Com 90 minutos de duração, a produção de Thekempy mergulha no caos que antecedeu o lançamento, passando por mudanças de roteiro, troca de direção e até ameaças de cancelamento. O resultado ajuda a entender por que o quarto capítulo foi um dos desenvolvimentos mais longos da história da Naughty Dog.
O documentário de Uncharted 4 expõe roteiro alternativo
Amy Hennig, diretora e roteirista dos três primeiros jogos, tinha planos ousados para Nathan Drake. Segundo o filme, a ideia original colocava o protagonista em uma trama mais sombria, com foco no sentimento de traição entre irmãos. O tom lembrava filmes de espionagem dos anos 1970, algo bem distante da vibe de aventura pulp que chegou às lojas em 2016.

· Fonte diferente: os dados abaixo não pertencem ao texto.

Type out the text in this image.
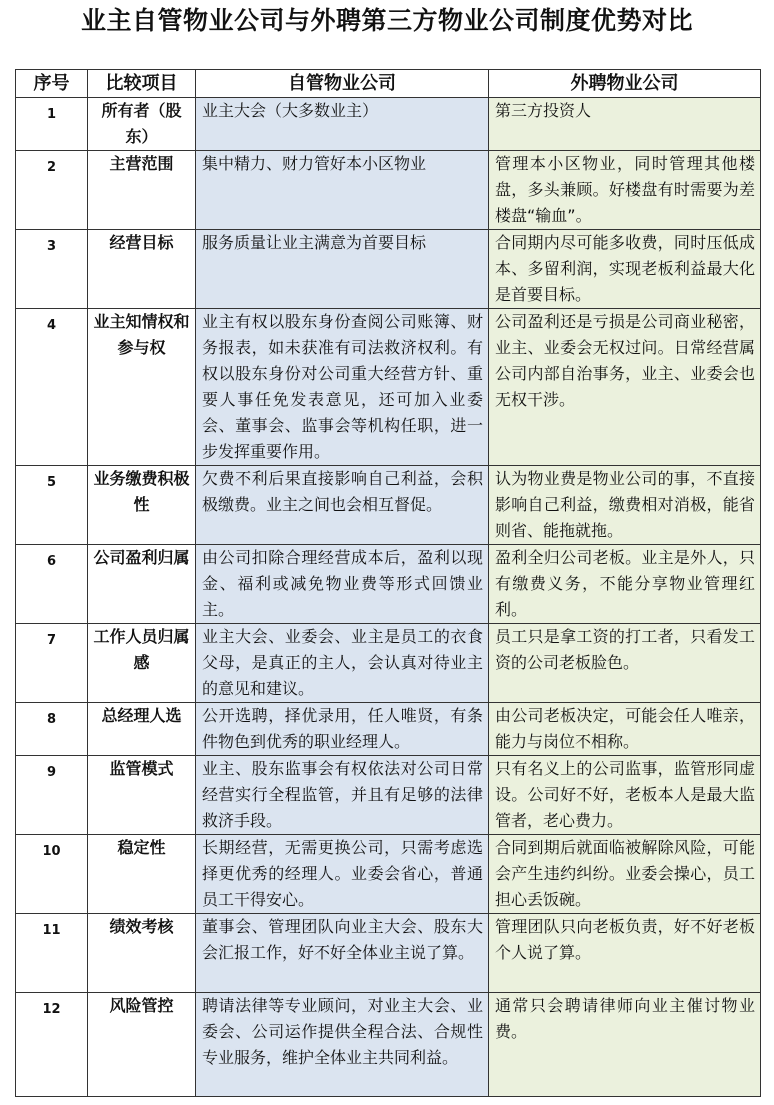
业主自管物业公司与外聘第三方物业公司制度优势对比
序号	比较项目	自管物业公司	外聘物业公司
1	所有者（股东）	业主大会（大多数业主）	第三方投资人
2	主营范围	集中精力、财力管好本小区物业	管理本小区物业，同时管理其他楼盘，多头兼顾。好楼盘有时需要为差楼盘“输血”。
3	经营目标	服务质量让业主满意为首要目标	合同期内尽可能多收费，同时压低成本、多留利润，实现老板利益最大化是首要目标。
4	业主知情权和参与权	业主有权以股东身份查阅公司账簿、财务报表，如未获准有司法救济权利。有权以股东身份对公司重大经营方针、重要人事任免发表意见，还可加入业委会、董事会、监事会等机构任职，进一步发挥重要作用。	公司盈利还是亏损是公司商业秘密，业主、业委会无权过问。日常经营属公司内部自治事务，业主、业委会也无权干涉。
5	业务缴费积极性	欠费不利后果直接影响自己利益，会积极缴费。业主之间也会相互督促。	认为物业费是物业公司的事，不直接影响自己利益，缴费相对消极，能省则省、能拖就拖。
6	公司盈利归属	由公司扣除合理经营成本后，盈利以现金、福利或减免物业费等形式回馈业主。	盈利全归公司老板。业主是外人，只有缴费义务，不能分享物业管理红利。
7	工作人员归属感	业主大会、业委会、业主是员工的衣食父母，是真正的主人，会认真对待业主的意见和建议。	员工只是拿工资的打工者，只看发工资的公司老板脸色。
8	总经理人选	公开选聘，择优录用，任人唯贤，有条件物色到优秀的职业经理人。	由公司老板决定，可能会任人唯亲，能力与岗位不相称。
9	监管模式	业主、股东监事会有权依法对公司日常经营实行全程监管，并且有足够的法律救济手段。	只有名义上的公司监事，监管形同虚设。公司好不好，老板本人是最大监管者，老心费力。
10	稳定性	长期经营，无需更换公司，只需考虑选择更优秀的经理人。业委会省心，普通员工干得安心。	合同到期后就面临被解除风险，可能会产生违约纠纷。业委会操心，员工担心丢饭碗。
11	绩效考核	董事会、管理团队向业主大会、股东大会汇报工作，好不好全体业主说了算。	管理团队只向老板负责，好不好老板个人说了算。
12	风险管控	聘请法律等专业顾问，对业主大会、业委会、公司运作提供全程合法、合规性专业服务，维护全体业主共同利益。	通常只会聘请律师向业主催讨物业费。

Quando Hennig deixou o estúdio em 2014, Neil Druckmann e Bruce Straley assumiram o comando e optaram por um reboot completo. Muitas localidades, puzzles e sequências de ação foram riscados dos rascunhos. Até o famoso clímax em Libertalia, hoje lembrado pelo set-piece do navio pendurado, nasceu nessa segunda fase.
Crise interna quase afundou o projeto
Ex-funcionários relatam no documentário que a relação entre Naughty Dog e executivos da Sony ficou tensa. Gabriel Betancourt, que atuou como artista técnico, afirma que a publisher cogitou cancelar Uncharted 4 para conter custos. O título já havia estourado orçamentos anteriores e sofria atrasos sucessivos.

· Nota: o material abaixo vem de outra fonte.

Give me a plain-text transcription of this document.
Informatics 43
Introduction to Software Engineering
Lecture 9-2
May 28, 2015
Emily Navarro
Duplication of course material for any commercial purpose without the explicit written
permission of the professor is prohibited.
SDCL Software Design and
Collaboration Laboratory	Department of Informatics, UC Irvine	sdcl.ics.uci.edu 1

A troca de liderança ajudou a destravar o cronograma, mas trouxe um preço: crunch intenso, mudanças semanais e regravações constantes. A equipe precisou descartar meses de trabalho, refazendo sistemas de combate e mecânicas de exploração. O relato lembra casos recentes de turbulência em estúdios AAA, como o vazamento da build de Forza Horizon 6.
Elenco original tinha vozes bem diferentes
Uma das curiosidades mais comentadas é a escalação inicial de atores. Sam Drake seria interpretado por Todd Stashwick, substituído depois por Troy Baker — hoje praticamente sinônimo de personagens marcantes na Naughty Dog. Já o vilão Rafe Adler teria a voz de Alan Tudyk; quem ficou com o papel foi Warren Kole.
Imagem: Divulgação
O corte também cancelou o retorno de Charlie Cutter, comparado pelos fãs a Jason Statham. O britânico de Uncharted 3 seria peça-chave na trama de Hennig, mas acabou reduzido a breves menções no jogo final. Com rumores sobre Uncharted 5 ganhando força, crescem as apostas de que Cutter possa surgir novamente em alguma expansão ou sequência.

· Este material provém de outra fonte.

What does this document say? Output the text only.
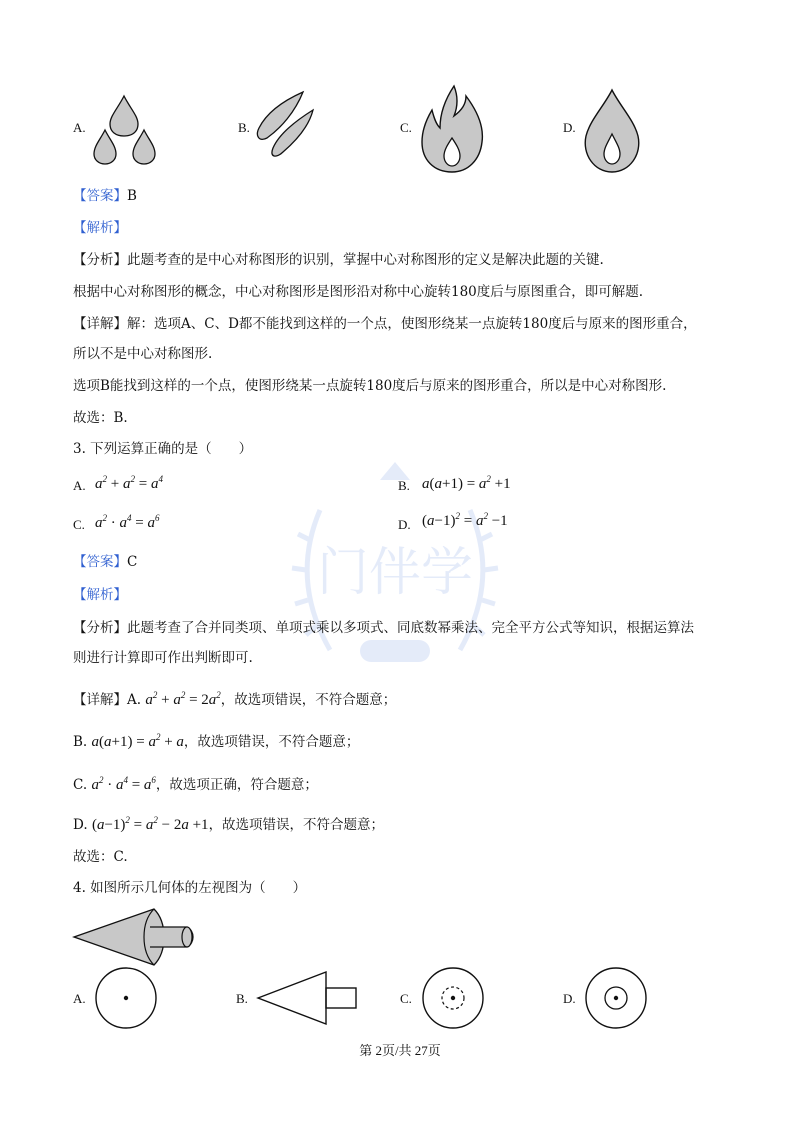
门伴学
A.	B.	C.	D.
【答案】B
【解析】
【分析】此题考查的是中心对称图形的识别，掌握中心对称图形的定义是解决此题的关键.
根据中心对称图形的概念，中心对称图形是图形沿对称中心旋转180度后与原图重合，即可解题.
【详解】解：选项A、C、D都不能找到这样的一个点，使图形绕某一点旋转180度后与原来的图形重合，
所以不是中心对称图形.
选项B能找到这样的一个点，使图形绕某一点旋转180度后与原来的图形重合，所以是中心对称图形.
故选：B.
3. 下列运算正确的是（　　）
A. $a^2 + a^2 = a^4$	B. $a(a+1) = a^2 +1$
C. $a^2 \cdot a^4 = a^6$	D. $(a-1)^2 = a^2 -1$
【答案】C
【解析】
【分析】此题考查了合并同类项、单项式乘以多项式、同底数幂乘法、完全平方公式等知识，根据运算法
则进行计算即可作出判断即可.
【详解】A. $a^2 + a^2 = 2a^2$，故选项错误，不符合题意；
B. $a(a+1) = a^2 + a$，故选项错误，不符合题意；
C. $a^2 \cdot a^4 = a^6$，故选项正确，符合题意；
D. $(a-1)^2 = a^2 - 2a +1$，故选项错误，不符合题意；
故选：C.
4. 如图所示几何体的左视图为（　　）
A.	B.	C.	D.
第 2页/共 27页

O que ficou de fora ainda influencia a franquia
Ainda que a versão final tenha sido aclamada, o material arquivado serve de inspiração para futuros projetos. O vídeo sugere que algumas ideias descartadas — como fases urbanas mais abertas — voltaram a aparecer nos storyboards internos da Sony.
Enquanto não há confirmação oficial de novos capítulos, a comunidade se diverte caçando segredos do desenvolvimento. O documentário de Uncharted 4 virou assunto em fóruns, no Reddit e até entre criadores de conteúdo que costumam divulgar códigos grátis de Roblox, caso de páginas dedicadas a jogos como Jujutsu Lineage.
Vale a pena assistir ao documentário?
Para fãs de bastidores e curiosos sobre a indústria, o filme de Thekempy oferece um retrato raro de como decisões de última hora podem mudar totalmente um game AAA. HeroesBrasil conferiu a produção e destaca a riqueza de depoimentos inéditos, imagens conceituais e comparativos de cenas que nunca chegaram ao disco. Mesmo quem já zerou Uncharted 4 várias vezes encontrará motivos para se surpreender.